With a never-ending stream of potential issues, how do organizations effectively prioritize and execute sustenance activities? The experts highlighted a customer-centric and risk-based approach.

Vinay Bari shared his "Three Fs" framework for prioritization: Field, Factory, and Features.

• Field: The highest priority is given to issues reported from the field that directly affect customers and patient safety.
• Factory: Next are issues that impact the manufacturing and supply chain, threatening business continuity.
• Features: Finally, new features and enhancements are prioritized based on market and customer needs.

This approach, combined with robust risk management, structured Change Control Boards, and the adoption of agile methodologies, allows organizations to manage the complexities of medical device product lifecycle management effectively. Success is measured through a variety of Key Performance Indicators (KPIs), including device uptime, customer satisfaction, cost of non-quality, and overall medical device reliability.

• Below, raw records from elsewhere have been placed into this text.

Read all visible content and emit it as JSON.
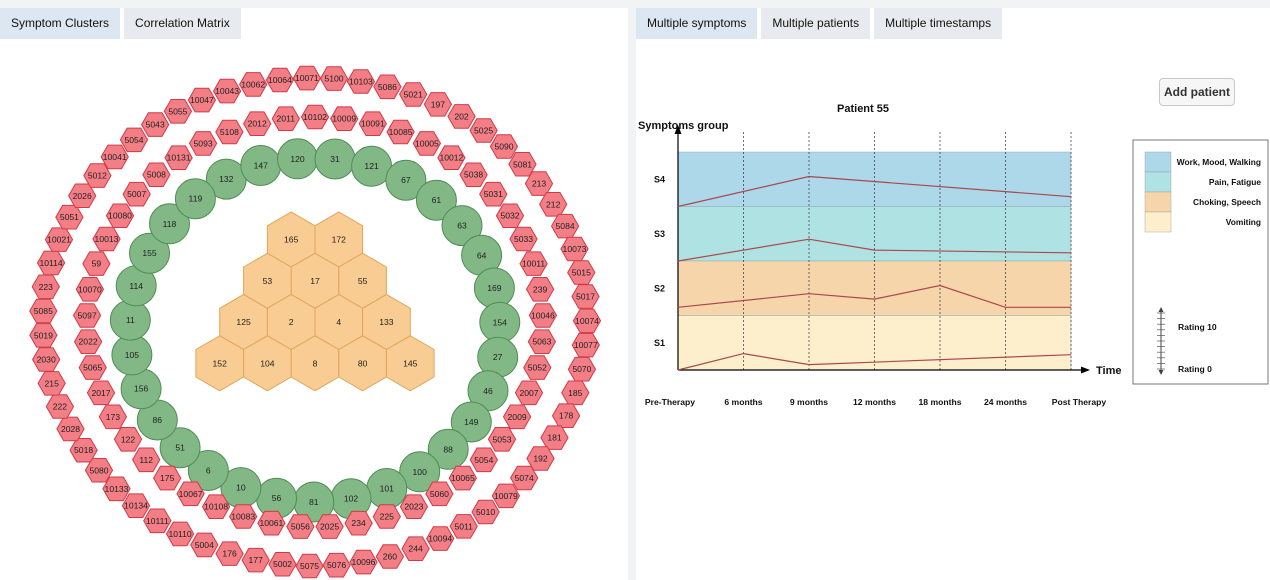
{
  "left_tabs": [
    "Symptom Clusters",
    "Correlation Matrix"
  ],
  "right_tabs": [
    "Multiple symptoms",
    "Multiple patients",
    "Multiple timestamps"
  ],
  "add_patient_label": "Add patient",
  "colors": {
    "red": "#f37e86",
    "green": "#81b885",
    "orange": "#f8cc92",
    "red_stroke": "#d03a48",
    "green_stroke": "#4f8d55",
    "orange_stroke": "#e0a65c"
  },
  "hexes": {
    "orange": [
      "165",
      "172",
      "53",
      "17",
      "55",
      "125",
      "2",
      "4",
      "133",
      "152",
      "104",
      "8",
      "80",
      "145"
    ],
    "green": [
      "132",
      "147",
      "120",
      "31",
      "121",
      "67",
      "61",
      "63",
      "64",
      "169",
      "154",
      "27",
      "46",
      "149",
      "88",
      "100",
      "101",
      "102",
      "81",
      "56",
      "10",
      "6",
      "51",
      "86",
      "156",
      "105",
      "11",
      "114",
      "155",
      "118",
      "119"
    ],
    "red": [
      "10102",
      "10009",
      "10091",
      "10085",
      "10005",
      "10012",
      "5038",
      "5031",
      "5032",
      "5033",
      "10011",
      "239",
      "10046",
      "5063",
      "5052",
      "2007",
      "2009",
      "5053",
      "5054",
      "10065",
      "5060",
      "2023",
      "225",
      "234",
      "2025",
      "5056",
      "10061",
      "10083",
      "10108",
      "10067",
      "175",
      "112",
      "122",
      "173",
      "2017",
      "5065",
      "2022",
      "5097",
      "10070",
      "59",
      "10013",
      "10080",
      "5007",
      "5008",
      "10131",
      "5093",
      "5108",
      "2012",
      "2011",
      "5100",
      "10103",
      "5086",
      "5021",
      "197",
      "202",
      "5025",
      "5090",
      "5081",
      "213",
      "212",
      "5084",
      "10073",
      "5015",
      "5017",
      "10074",
      "10077",
      "5070",
      "185",
      "178",
      "181",
      "192",
      "5074",
      "10079",
      "5010",
      "5011",
      "10094",
      "244",
      "260",
      "10096",
      "5076",
      "5075",
      "5002",
      "177",
      "176",
      "5004",
      "10110",
      "10111",
      "10134",
      "10133",
      "5080",
      "5018",
      "2028",
      "222",
      "215",
      "2030",
      "5019",
      "5085",
      "223",
      "10114",
      "10021",
      "5051",
      "2026",
      "5012",
      "10041",
      "5054",
      "5043",
      "5055",
      "10047",
      "10043",
      "10062",
      "10064",
      "10071"
    ]
  },
  "chart": {
    "title": "Patient 55",
    "y_axis_label": "Symptoms group",
    "x_axis_label": "Time",
    "time_labels": [
      "Pre-Therapy",
      "6 months",
      "9 months",
      "12 months",
      "18 months",
      "24 months",
      "Post Therapy"
    ],
    "bands": [
      {
        "id": "S4",
        "color": "#acd8ea",
        "legend": "Work, Mood, Walking"
      },
      {
        "id": "S3",
        "color": "#afe3e3",
        "legend": "Pain, Fatigue"
      },
      {
        "id": "S2",
        "color": "#f7d5aa",
        "legend": "Choking, Speech"
      },
      {
        "id": "S1",
        "color": "#fdefcc",
        "legend": "Vomiting"
      }
    ],
    "rating_max_label": "Rating 10",
    "rating_min_label": "Rating 0",
    "line_color": "#a9484d",
    "series": [
      {
        "band": "S4",
        "ratings": [
          0,
          null,
          5.5,
          null,
          null,
          null,
          1.8
        ]
      },
      {
        "band": "S3",
        "ratings": [
          0,
          null,
          4,
          2,
          null,
          null,
          1.5
        ]
      },
      {
        "band": "S2",
        "ratings": [
          1.5,
          null,
          4,
          3,
          5.5,
          1.5,
          1.5
        ]
      },
      {
        "band": "S1",
        "ratings": [
          0,
          3,
          1,
          null,
          null,
          null,
          2.8
        ]
      }
    ]
  }
}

The Future of Sustenance: AI, Digital Twins, and ESG

The future of medical device maintenance is being reshaped by powerful technological advancements and a growing focus on Environmental, Social, and Governance (ESG) factors.

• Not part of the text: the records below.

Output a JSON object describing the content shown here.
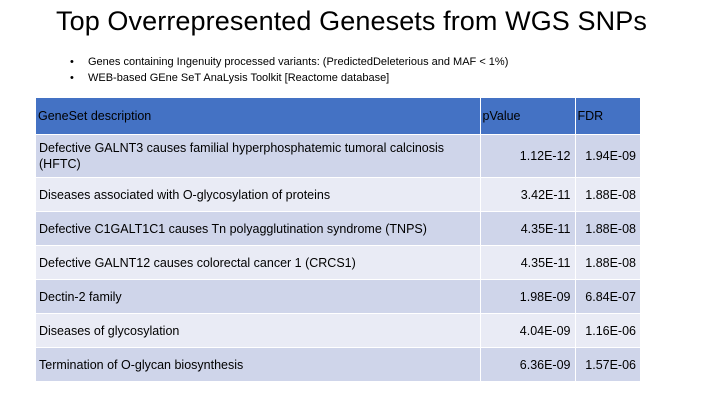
{
  "slide": {
    "title": "Top Overrepresented Genesets from WGS SNPs",
    "bullets": [
      "Genes containing Ingenuity processed variants: (PredictedDeleterious and MAF < 1%)",
      "WEB-based GEne SeT AnaLysis Toolkit [Reactome database]"
    ]
  },
  "table": {
    "headers": [
      "GeneSet description",
      "pValue",
      "FDR"
    ],
    "rows": [
      {
        "description": "Defective GALNT3 causes familial hyperphosphatemic tumoral calcinosis (HFTC)",
        "pvalue": "1.12E-12",
        "fdr": "1.94E-09"
      },
      {
        "description": "Diseases associated with O-glycosylation of proteins",
        "pvalue": "3.42E-11",
        "fdr": "1.88E-08"
      },
      {
        "description": "Defective C1GALT1C1 causes Tn polyagglutination syndrome (TNPS)",
        "pvalue": "4.35E-11",
        "fdr": "1.88E-08"
      },
      {
        "description": "Defective GALNT12 causes colorectal cancer 1 (CRCS1)",
        "pvalue": "4.35E-11",
        "fdr": "1.88E-08"
      },
      {
        "description": "Dectin-2 family",
        "pvalue": "1.98E-09",
        "fdr": "6.84E-07"
      },
      {
        "description": "Diseases of glycosylation",
        "pvalue": "4.04E-09",
        "fdr": "1.16E-06"
      },
      {
        "description": "Termination of O-glycan biosynthesis",
        "pvalue": "6.36E-09",
        "fdr": "1.57E-06"
      }
    ]
  },
  "colors": {
    "header_bg": "#4472c4",
    "row_band_dark": "#cfd5ea",
    "row_band_light": "#e9ebf5"
  }
}
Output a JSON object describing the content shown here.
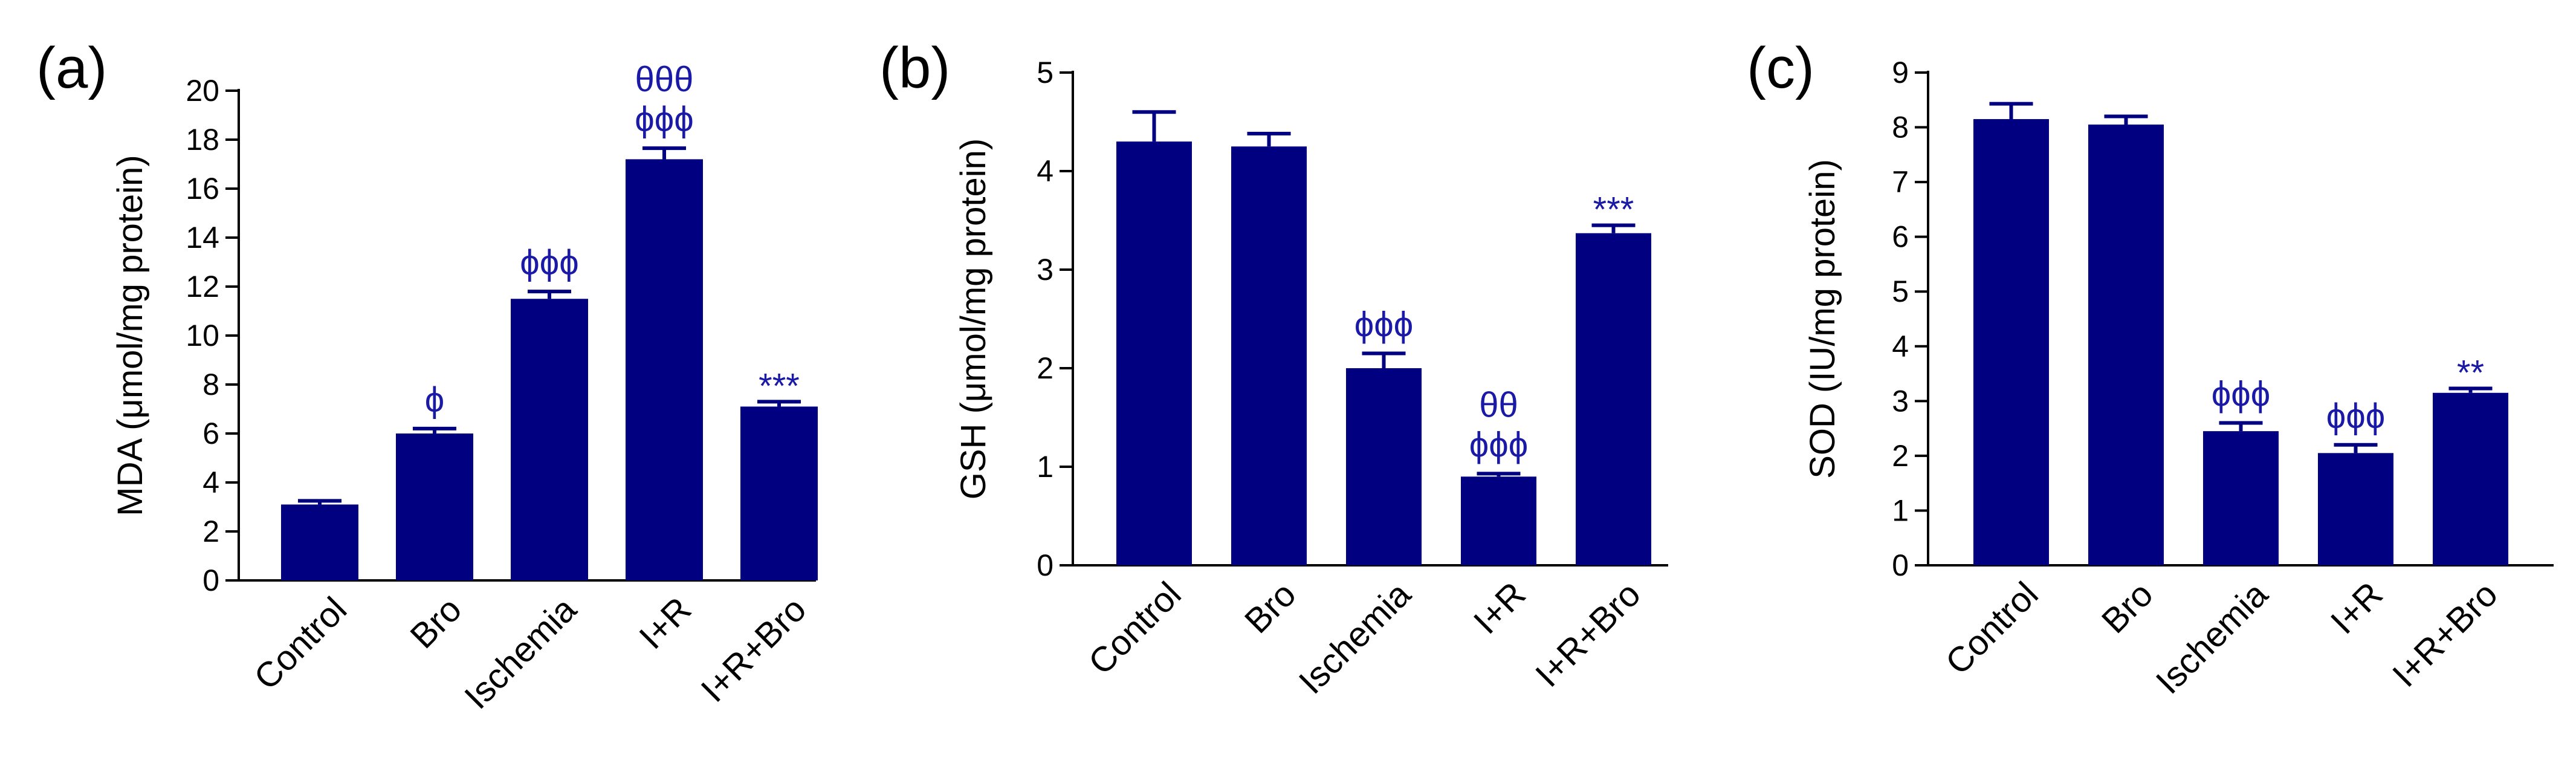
{
  "figure": {
    "bar_color": "#000080",
    "annotation_color": "#1a1aa6",
    "axis_color": "#000000"
  },
  "chart_data": [
    {
      "type": "bar",
      "panel_label": "(a)",
      "ylabel": "MDA (μmol/mg protein)",
      "categories": [
        "Control",
        "Bro",
        "Ischemia",
        "I+R",
        "I+R+Bro"
      ],
      "values": [
        3.1,
        6.0,
        11.5,
        17.2,
        7.1
      ],
      "errors": [
        0.15,
        0.2,
        0.3,
        0.45,
        0.2
      ],
      "ylim": [
        0,
        20
      ],
      "yticks": [
        0,
        2,
        4,
        6,
        8,
        10,
        12,
        14,
        16,
        18,
        20
      ],
      "annotations": [
        [],
        [
          "ϕ"
        ],
        [
          "ϕϕϕ"
        ],
        [
          "θθθ",
          "ϕϕϕ"
        ],
        [
          "***"
        ]
      ]
    },
    {
      "type": "bar",
      "panel_label": "(b)",
      "ylabel": "GSH (μmol/mg protein)",
      "categories": [
        "Control",
        "Bro",
        "Ischemia",
        "I+R",
        "I+R+Bro"
      ],
      "values": [
        4.3,
        4.25,
        2.0,
        0.9,
        3.37
      ],
      "errors": [
        0.3,
        0.13,
        0.15,
        0.03,
        0.08
      ],
      "ylim": [
        0,
        5
      ],
      "yticks": [
        0,
        1,
        2,
        3,
        4,
        5
      ],
      "annotations": [
        [],
        [],
        [
          "ϕϕϕ"
        ],
        [
          "θθ",
          "ϕϕϕ"
        ],
        [
          "***"
        ]
      ]
    },
    {
      "type": "bar",
      "panel_label": "(c)",
      "ylabel": "SOD (IU/mg protein)",
      "categories": [
        "Control",
        "Bro",
        "Ischemia",
        "I+R",
        "I+R+Bro"
      ],
      "values": [
        8.15,
        8.05,
        2.45,
        2.05,
        3.15
      ],
      "errors": [
        0.28,
        0.15,
        0.15,
        0.15,
        0.08
      ],
      "ylim": [
        0,
        9
      ],
      "yticks": [
        0,
        1,
        2,
        3,
        4,
        5,
        6,
        7,
        8,
        9
      ],
      "annotations": [
        [],
        [],
        [
          "ϕϕϕ"
        ],
        [
          "ϕϕϕ"
        ],
        [
          "**"
        ]
      ]
    }
  ]
}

• Technological Advancements: The panel envisioned a future where sustenance engineering becomes more predictive and proactive, driven by data and AI.
• Generative AI: Niranjan Kumar sees a "boom" in using generative AI for tasks like analyzing customer complaints and assessing the impact of changes, leading to greater efficiency.
• Digital Twins: Vinay Bari highlighted the concept of the "digital twin"—a virtual replica of a physical device. This technology allows for real-time data simulation to "get the optimized design, manufacturing, or the workflow related information," paving the way for predictive maintenance and improved designs.
• Prescriptive Service: The ultimate goal is to create "self-healing" medical devices that can diagnose issues and even prescribe solutions to prolong their own lifecycle.

ESG Considerations

ESG is no longer a separate activity but is becoming deeply "integrated with the product development life cycle," according to Sentil Kumar. This includes initiatives such as using biocompatible materials, reducing plastic consumption, implementing power-saving modes, and leveraging additive manufacturing. This focus on ESG in the medical device industry not only addresses environmental concerns but also aligns with the evolving values of customers and healthcare organizations.

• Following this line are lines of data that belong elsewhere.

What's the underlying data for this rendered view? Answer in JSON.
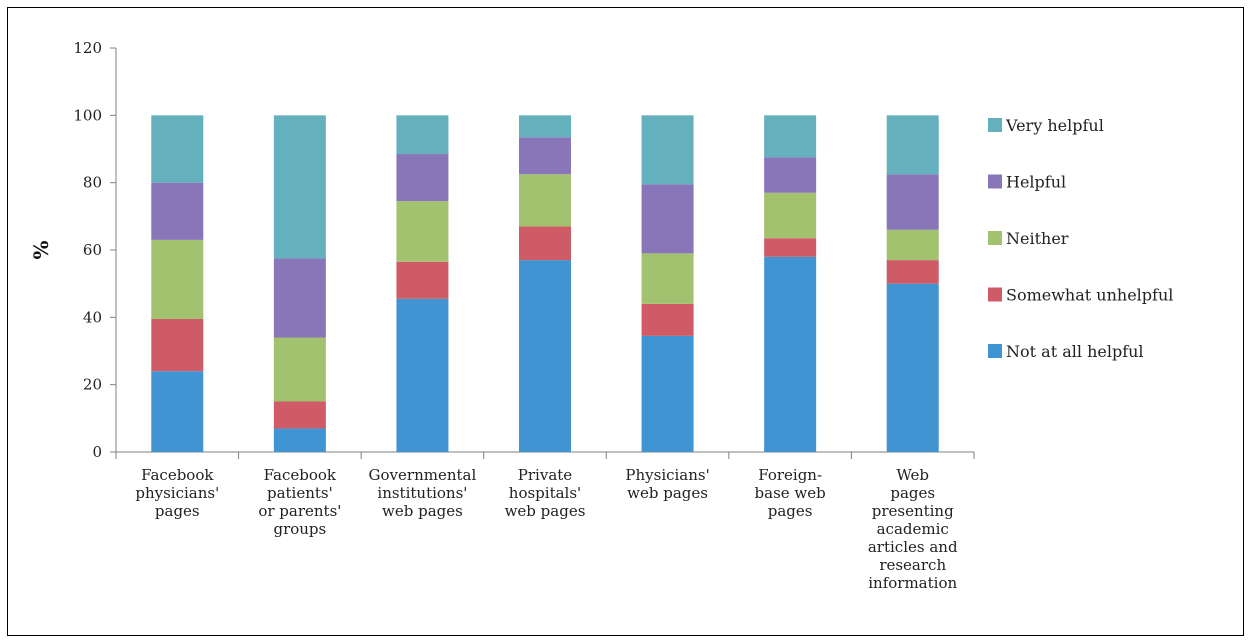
{
  "chart_data": {
    "type": "bar",
    "stacked": true,
    "ylabel": "%",
    "xlabel": "",
    "ylim": [
      0,
      120
    ],
    "yticks": [
      0,
      20,
      40,
      60,
      80,
      100,
      120
    ],
    "categories": [
      [
        "Facebook",
        "physicians'",
        "pages"
      ],
      [
        "Facebook",
        "patients'",
        "or parents'",
        "groups"
      ],
      [
        "Governmental",
        "institutions'",
        "web pages"
      ],
      [
        "Private",
        "hospitals'",
        "web pages"
      ],
      [
        "Physicians'",
        "web pages"
      ],
      [
        "Foreign-",
        "base web",
        "pages"
      ],
      [
        "Web",
        "pages",
        "presenting",
        "academic",
        "articles and",
        "research",
        "information"
      ]
    ],
    "series": [
      {
        "name": "Not at all helpful",
        "color": "#4194d2",
        "values": [
          24,
          7,
          45.5,
          57,
          34.5,
          58,
          50
        ]
      },
      {
        "name": "Somewhat unhelpful",
        "color": "#cf5b66",
        "values": [
          15.5,
          8,
          11,
          10,
          9.5,
          5.5,
          7
        ]
      },
      {
        "name": "Neither",
        "color": "#a3c26f",
        "values": [
          23.5,
          19,
          18,
          15.5,
          15,
          13.5,
          9
        ]
      },
      {
        "name": "Helpful",
        "color": "#8976b8",
        "values": [
          17,
          23.5,
          14,
          11,
          20.5,
          10.5,
          16.5
        ]
      },
      {
        "name": "Very helpful",
        "color": "#64b0bd",
        "values": [
          20,
          42.5,
          11.5,
          6.5,
          20.5,
          12.5,
          17.5
        ]
      }
    ],
    "legend": "right",
    "grid": false
  }
}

Key Takeaways for the Future

Sustenance engineering is an indispensable function for any medical device manufacturer. It is the backbone of patient safety, regulatory compliance, and long-term business success. The discussion with industry leaders from Philips, GE Healthcare, and Reliance Industries makes it clear that the future of medical device sustenance engineering lies in a proactive, data-driven, and technology - enabled approach.

By embracing innovations like AI and digital twins and integrating ESG principles into their core strategies, organizations can not only address the challenges of today but also build a more reliable, sustainable, and effective healthcare ecosystem for tomorrow. Learning the best practices for how to maximize medical device lifespan is no longer just a competitive advantage - it's a necessity.